Les bonnes pratiques techniques (qui doivent aller de pair) :

  • Prompt hygiene : pas de secrets ni de données réelles
    Indispensable pour éviter les fuites et les réinjections de données sensibles ou propriétaires dans les modèles.

  • Traçabilité systématique 
    Car il faut pouvoir auditer une décision de code et reproduire / corriger un résultat si nécessaire.

  • Tests obligatoires (unitaires + intégration minimale)
    Pour valider automatiquement que la sortie respecte les contrats et éviter les régressions cachées.

  • Pipelines CI/CD avec contrôles (linters, SonarQube, SCA)
    Pour automatiser la qualité (même si on questionne le fait qu’elle ne soit plus une étape terminale mais une contrainte par sa constance ici – un vrai changement structurel) et bloquer les vulnérabilités ou les dettes techniques avant merge.

  • Sécurité & conformité : anonymisation, accès restreint, chiffrement
    Pour respecter le RGPD et les bonnes pratiques de sécurité, pardi.

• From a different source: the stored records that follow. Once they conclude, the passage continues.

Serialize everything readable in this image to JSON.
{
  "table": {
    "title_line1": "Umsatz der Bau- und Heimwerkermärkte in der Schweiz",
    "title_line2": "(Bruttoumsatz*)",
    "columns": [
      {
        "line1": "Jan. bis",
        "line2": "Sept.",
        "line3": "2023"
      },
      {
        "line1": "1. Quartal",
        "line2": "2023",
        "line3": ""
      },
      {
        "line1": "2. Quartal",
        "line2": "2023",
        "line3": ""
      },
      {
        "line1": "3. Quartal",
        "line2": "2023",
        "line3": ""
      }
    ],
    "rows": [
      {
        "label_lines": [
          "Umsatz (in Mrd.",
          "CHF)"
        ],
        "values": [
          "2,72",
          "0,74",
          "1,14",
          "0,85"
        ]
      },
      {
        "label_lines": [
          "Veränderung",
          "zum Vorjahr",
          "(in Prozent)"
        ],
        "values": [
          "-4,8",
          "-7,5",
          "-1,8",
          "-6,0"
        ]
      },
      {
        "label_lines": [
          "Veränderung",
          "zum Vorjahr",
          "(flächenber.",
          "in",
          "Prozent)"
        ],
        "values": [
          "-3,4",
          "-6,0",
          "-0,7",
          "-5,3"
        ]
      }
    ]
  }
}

  • Revue UX d’accessibilité si l’IA produit des interfaces ou textes UX
    Pour que ce qui est généré reste utilisable, inclusif et conforme aux attentes utilisateurs.

  • Mesure de la dette technique liée à l’IA
    Eviter que l’assistance IA crée du code difficile à maintenir, et corriger.

Et en termes de management, et au-delà des projets ?

La gouvernance et la formation font partie intégrante du dispositif : forcément, il faut former systématiquement les équipes à la charte, auditer régulièrement les usages et tenir un suivi des incidents et des améliorations. Certaines questions restent larges et exigeantes — propriété intellectuelle des sorties, conformité des données sensibles, traçabilité juridique — et nous les re-traitons projet par projet, avec prudence. Autrement dit : nous expérimentons de façon responsable (un chantier à la fois) et nous documentons, plutôt que de foncer dans le mur. Chez Believe It, on avance pragmatiquement, mais en restant garants de la qualité, de la sécurité et de la conformité.

L’IA est un formidable accélérateur — tant qu’on la tient en laisse avec rigueur. Ici, l’outil aide, l’humain garantit. On garde l’ambition technique, la prudence opérationnelle et, oui, on peut aussi s’accorder un sourire quand Copilot nous propose la même variable que nous allions nommer « foo ». Mais rappelons-nous : le commit final, c’est nous qui le signons.